Friday, October 4, 2013

Are We Really Eating Right?



Photo Credit: Shutterstock.com/ Uros Zunic
October 2, 2013   |   

If you go to the National Institute of Health’s website today, you will find a section on a “ Healthy Eating Plan.” That plan recommends a diet “low in saturated fats, trans fat, cholesterol, salt, and added sugars, and controls portion sizes.” These recommendations may well have been copied and pasted from 1977. 

Nothing has changed over the past 36 years, except for this: everyone is fatter. 

The U.S. government began issuing dietary guidelines in 1977, when the Senate Select Committee on Nutrition and Human Needs, led by Senator George McGovern,  issued the first dietary recommendations for the American people. Although these recommendations were made some 36 years ago, you probably recognize them immediately: “Increase consumption of complex carbohydrates and ‘naturally occurring sugars;’ and reduce consumption of refined and processed sugars, total fat, saturated fat, cholesterol, and sodium.” And those should sound identical to your doctor’s advice: decreased consumption of refined and processed sugars; foods high in total and animal fat, eggs, butterfat, and other high-cholesterol foods; and foods high in salt. 

According to the Centers for Disease Control, obesity has more than doubled among adults since these dietary recommendations were put in place in the 1970s, and  as of 2010, more than one-third of Americans were obese. Over the same time, the rate of diabetes has quadrupled,  up to eight percent of the population in 2011. Clearly, something hasn’t been going according to plan. 

Perhaps you’ve witnessed someone struggle with a diet, or struggled yourself. It’s not just stuff of TV shows; people breaking down, sobbing, wishing they looked differently and trying incredibly hard but it just isn’t working. This happens to real people, millions of them. It seems odd and a bit heartless to assert that this meteoric rise in obesity and associated diseases is a result of people not trying hard enough. 

But there’s another explanation, one that’s gaining traction across the scientific community. Maybe the science behind this diet was bad, and the decision to launch the country into the diet was a poor one, and the non-decision to back off in the face of contradictory evidence even worse. At its most charitable, these experts say, it was a bad experiment. At its worst, it was a crime that has cost millions of lives, and the toll keeps rising. 

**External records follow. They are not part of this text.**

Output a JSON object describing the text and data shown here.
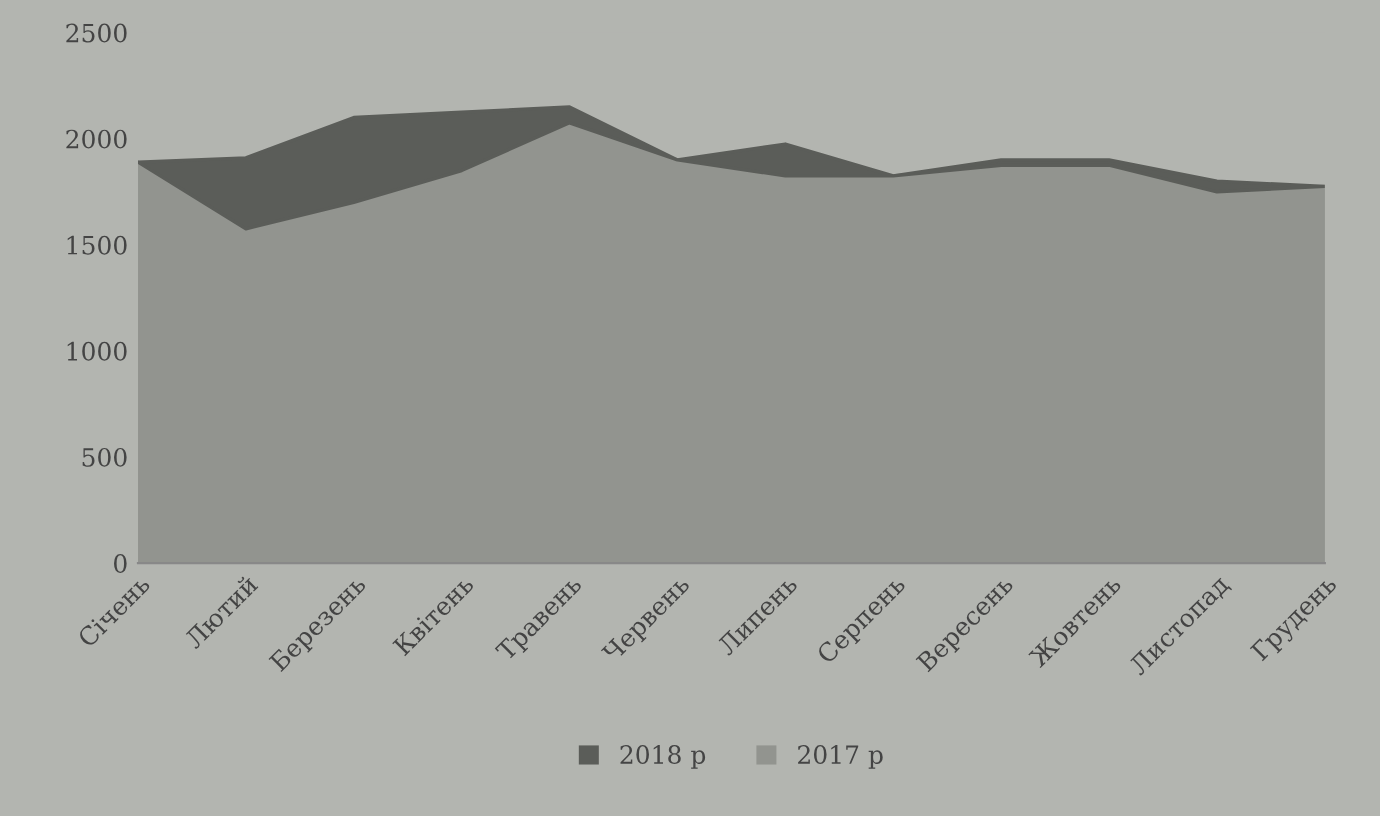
{
  "chart_data": {
    "type": "area",
    "categories": [
      "Січень",
      "Лютий",
      "Березень",
      "Квітень",
      "Травень",
      "Червень",
      "Липень",
      "Серпень",
      "Вересень",
      "Жовтень",
      "Листопад",
      "Грудень"
    ],
    "series": [
      {
        "name": "2018 р",
        "color": "#5b5d59",
        "values": [
          1890,
          1910,
          2100,
          2125,
          2150,
          1900,
          1975,
          1825,
          1900,
          1900,
          1800,
          1775
        ]
      },
      {
        "name": "2017 р",
        "color": "#92948f",
        "values": [
          1890,
          1575,
          1700,
          1850,
          2075,
          1900,
          1825,
          1825,
          1875,
          1875,
          1750,
          1775
        ]
      }
    ],
    "ylim": [
      0,
      2500
    ],
    "yticks": [
      0,
      500,
      1000,
      1500,
      2000,
      2500
    ],
    "legend": "bottom"
  }
}
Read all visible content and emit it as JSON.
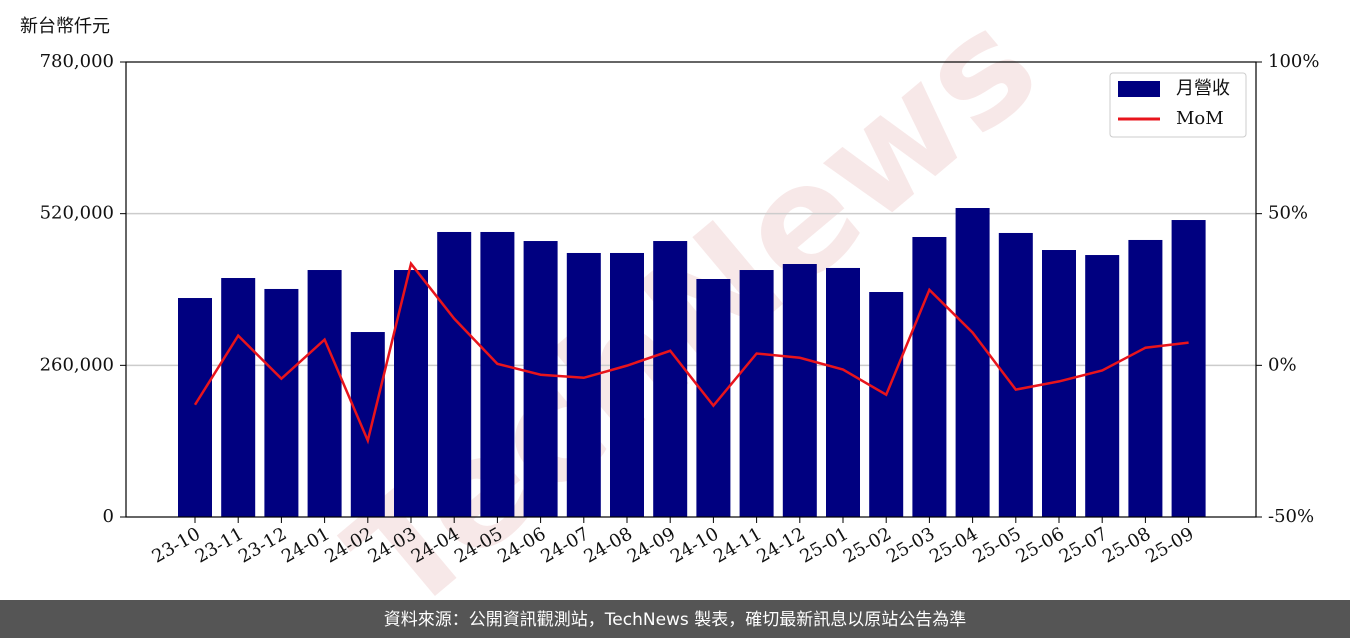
{
  "chart_data": {
    "type": "bar",
    "y_axis_label": "新台幣仟元",
    "watermark": "TechNews",
    "footer": "資料來源：公開資訊觀測站，TechNews 製表，確切最新訊息以原站公告為準",
    "categories": [
      "23-10",
      "23-11",
      "23-12",
      "24-01",
      "24-02",
      "24-03",
      "24-04",
      "24-05",
      "24-06",
      "24-07",
      "24-08",
      "24-09",
      "24-10",
      "24-11",
      "24-12",
      "25-01",
      "25-02",
      "25-03",
      "25-04",
      "25-05",
      "25-06",
      "25-07",
      "25-08",
      "25-09"
    ],
    "series": [
      {
        "name": "月營收",
        "type": "bar",
        "color": "#000080",
        "values": [
          375400,
          409700,
          390900,
          423400,
          317100,
          423400,
          488600,
          488600,
          473100,
          452600,
          452600,
          473100,
          408000,
          423400,
          433700,
          426900,
          385700,
          480000,
          529700,
          486900,
          457700,
          449100,
          474900,
          509100
        ]
      },
      {
        "name": "MoM",
        "type": "line",
        "axis": "y2",
        "color": "#e8141c",
        "values": [
          -13,
          9.8,
          -4.4,
          8.5,
          -24.8,
          33.5,
          15.4,
          0.5,
          -3.1,
          -4.1,
          -0.1,
          4.8,
          -13.3,
          3.9,
          2.5,
          -1.4,
          -9.7,
          24.9,
          10.8,
          -8.0,
          -5.3,
          -1.7,
          5.8,
          7.5
        ]
      }
    ],
    "ylim": [
      0,
      780000
    ],
    "yticks": [
      0,
      {
        "value": 260000,
        "label": "260,000"
      },
      {
        "value": 520000,
        "label": "520,000"
      },
      {
        "value": 780000,
        "label": "780,000"
      }
    ],
    "y2lim": [
      -50,
      100
    ],
    "y2ticks": [
      {
        "value": -50,
        "label": "-50%"
      },
      {
        "value": 0,
        "label": "0%"
      },
      {
        "value": 50,
        "label": "50%"
      },
      {
        "value": 100,
        "label": "100%"
      }
    ],
    "grid": true,
    "legend": "upper right"
  }
}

THE SENATE SELECT COMMITTEE on Nutrition and Human Needs based their recommendations largely on the Seven Countries Study, which was first published in 1970 and led by University of Minnesota researcher Ancel Keys, whose findings were affirmed by several subsequent, large-scale studies such as the Nurses’ Health Study, which found that high saturated-fat diets were related to high cholesterol, and higher cholesterol in turn led to higher risks of obesity, heart attack, stroke, heart disease, and mortality. The Seven Countries Study painted a direct link between dietary fat, misery, and death—and that’s been the story ever since. 

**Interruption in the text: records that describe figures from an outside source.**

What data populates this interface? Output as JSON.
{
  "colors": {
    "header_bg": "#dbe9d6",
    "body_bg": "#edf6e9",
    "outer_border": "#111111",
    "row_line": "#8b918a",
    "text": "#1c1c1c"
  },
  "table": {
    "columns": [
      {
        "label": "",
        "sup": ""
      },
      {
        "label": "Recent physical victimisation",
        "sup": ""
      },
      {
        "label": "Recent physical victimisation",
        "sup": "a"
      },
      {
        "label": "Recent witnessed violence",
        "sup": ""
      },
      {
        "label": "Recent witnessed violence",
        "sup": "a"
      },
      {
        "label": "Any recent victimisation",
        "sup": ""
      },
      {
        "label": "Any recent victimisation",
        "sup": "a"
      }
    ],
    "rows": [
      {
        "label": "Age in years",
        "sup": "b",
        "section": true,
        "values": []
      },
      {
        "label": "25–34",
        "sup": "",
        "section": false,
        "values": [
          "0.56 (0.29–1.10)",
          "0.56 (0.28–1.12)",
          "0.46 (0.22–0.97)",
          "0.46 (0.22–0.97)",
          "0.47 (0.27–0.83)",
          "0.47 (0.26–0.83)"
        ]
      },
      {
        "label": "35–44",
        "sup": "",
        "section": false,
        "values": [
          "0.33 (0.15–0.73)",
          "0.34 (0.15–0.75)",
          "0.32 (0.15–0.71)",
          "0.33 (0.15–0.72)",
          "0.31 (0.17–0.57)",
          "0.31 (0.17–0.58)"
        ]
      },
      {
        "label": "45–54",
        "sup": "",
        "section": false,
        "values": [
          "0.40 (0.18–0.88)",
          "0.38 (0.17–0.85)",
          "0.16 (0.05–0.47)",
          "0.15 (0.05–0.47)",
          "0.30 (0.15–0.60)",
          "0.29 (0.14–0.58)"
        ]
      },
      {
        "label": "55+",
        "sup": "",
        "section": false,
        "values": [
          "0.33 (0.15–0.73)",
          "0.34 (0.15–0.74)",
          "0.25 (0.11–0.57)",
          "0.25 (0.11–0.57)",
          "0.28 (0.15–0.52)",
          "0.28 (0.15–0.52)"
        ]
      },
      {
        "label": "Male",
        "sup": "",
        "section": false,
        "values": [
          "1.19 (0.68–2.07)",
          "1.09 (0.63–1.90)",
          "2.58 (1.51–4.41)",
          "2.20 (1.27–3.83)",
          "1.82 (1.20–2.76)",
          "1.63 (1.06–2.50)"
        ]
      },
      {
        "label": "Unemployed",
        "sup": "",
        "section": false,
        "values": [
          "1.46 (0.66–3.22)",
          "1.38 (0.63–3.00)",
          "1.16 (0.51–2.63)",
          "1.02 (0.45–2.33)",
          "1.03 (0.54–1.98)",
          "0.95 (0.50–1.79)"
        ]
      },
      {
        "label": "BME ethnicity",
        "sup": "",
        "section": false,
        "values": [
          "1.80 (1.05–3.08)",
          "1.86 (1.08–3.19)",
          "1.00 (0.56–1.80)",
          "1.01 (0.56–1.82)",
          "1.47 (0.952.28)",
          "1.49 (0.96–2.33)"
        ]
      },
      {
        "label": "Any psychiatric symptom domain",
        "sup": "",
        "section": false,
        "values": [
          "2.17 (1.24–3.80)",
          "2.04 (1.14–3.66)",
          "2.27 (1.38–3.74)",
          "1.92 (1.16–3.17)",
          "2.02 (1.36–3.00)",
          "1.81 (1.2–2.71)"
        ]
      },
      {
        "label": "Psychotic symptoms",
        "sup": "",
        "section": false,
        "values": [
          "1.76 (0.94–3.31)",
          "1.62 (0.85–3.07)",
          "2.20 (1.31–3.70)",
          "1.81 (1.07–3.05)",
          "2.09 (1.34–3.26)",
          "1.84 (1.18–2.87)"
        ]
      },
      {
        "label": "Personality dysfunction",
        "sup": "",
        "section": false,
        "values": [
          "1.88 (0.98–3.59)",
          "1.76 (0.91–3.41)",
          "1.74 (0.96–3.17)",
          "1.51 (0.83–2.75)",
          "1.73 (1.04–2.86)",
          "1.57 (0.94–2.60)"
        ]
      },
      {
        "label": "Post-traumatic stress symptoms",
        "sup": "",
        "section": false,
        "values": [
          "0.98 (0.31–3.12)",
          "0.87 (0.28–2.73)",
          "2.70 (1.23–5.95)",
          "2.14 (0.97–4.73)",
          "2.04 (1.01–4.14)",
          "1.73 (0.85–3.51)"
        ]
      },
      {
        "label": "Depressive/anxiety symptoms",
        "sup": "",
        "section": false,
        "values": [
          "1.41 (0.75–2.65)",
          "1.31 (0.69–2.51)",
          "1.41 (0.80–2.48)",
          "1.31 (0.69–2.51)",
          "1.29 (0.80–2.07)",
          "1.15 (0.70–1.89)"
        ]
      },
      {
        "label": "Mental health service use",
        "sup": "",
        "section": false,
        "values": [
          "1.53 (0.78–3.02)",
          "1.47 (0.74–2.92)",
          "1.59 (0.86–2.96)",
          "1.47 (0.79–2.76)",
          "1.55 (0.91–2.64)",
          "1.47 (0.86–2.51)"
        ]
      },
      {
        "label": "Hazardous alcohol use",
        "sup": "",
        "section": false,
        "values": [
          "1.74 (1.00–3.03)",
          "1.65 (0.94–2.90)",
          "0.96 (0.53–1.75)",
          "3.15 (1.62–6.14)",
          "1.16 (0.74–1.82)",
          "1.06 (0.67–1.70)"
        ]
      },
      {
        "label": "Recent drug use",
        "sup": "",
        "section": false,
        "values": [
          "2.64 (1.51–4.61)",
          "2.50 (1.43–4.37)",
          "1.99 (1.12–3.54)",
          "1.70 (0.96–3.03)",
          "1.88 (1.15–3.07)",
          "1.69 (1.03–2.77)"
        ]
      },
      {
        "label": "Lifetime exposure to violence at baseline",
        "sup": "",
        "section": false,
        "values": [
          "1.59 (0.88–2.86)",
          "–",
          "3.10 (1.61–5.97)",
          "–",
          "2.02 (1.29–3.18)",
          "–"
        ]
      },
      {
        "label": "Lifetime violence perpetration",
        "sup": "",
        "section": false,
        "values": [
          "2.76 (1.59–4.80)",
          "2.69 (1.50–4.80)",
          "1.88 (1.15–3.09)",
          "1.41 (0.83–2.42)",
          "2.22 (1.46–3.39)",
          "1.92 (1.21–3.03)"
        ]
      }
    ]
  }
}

But there were issues from the start. 

“Keys chose seven countries he knew in advance would support his hypothesis,” Gary Taubes wrote in  Good Calories, Bad Calories: Fat, Carbs, and the Controversial Science of Diet and Health. “Had Keys chosen at random, or, say, chosen France and Switzerland rather than Japan and Finland, he would likely have seen no effect from saturated fat, and there might be no such thing today as the French paradox—a nation that consumes copious saturated fat but has comparatively little heart disease.” 

Zoe Harcombe, author of the Obesity Epidemic: What Caused It? How Can We Stop It?, also  found, using World Health Organization data, that not only is there no statistical correlation between mean cholesterol levels and mortality, but there’s no positive relationship whatsoever.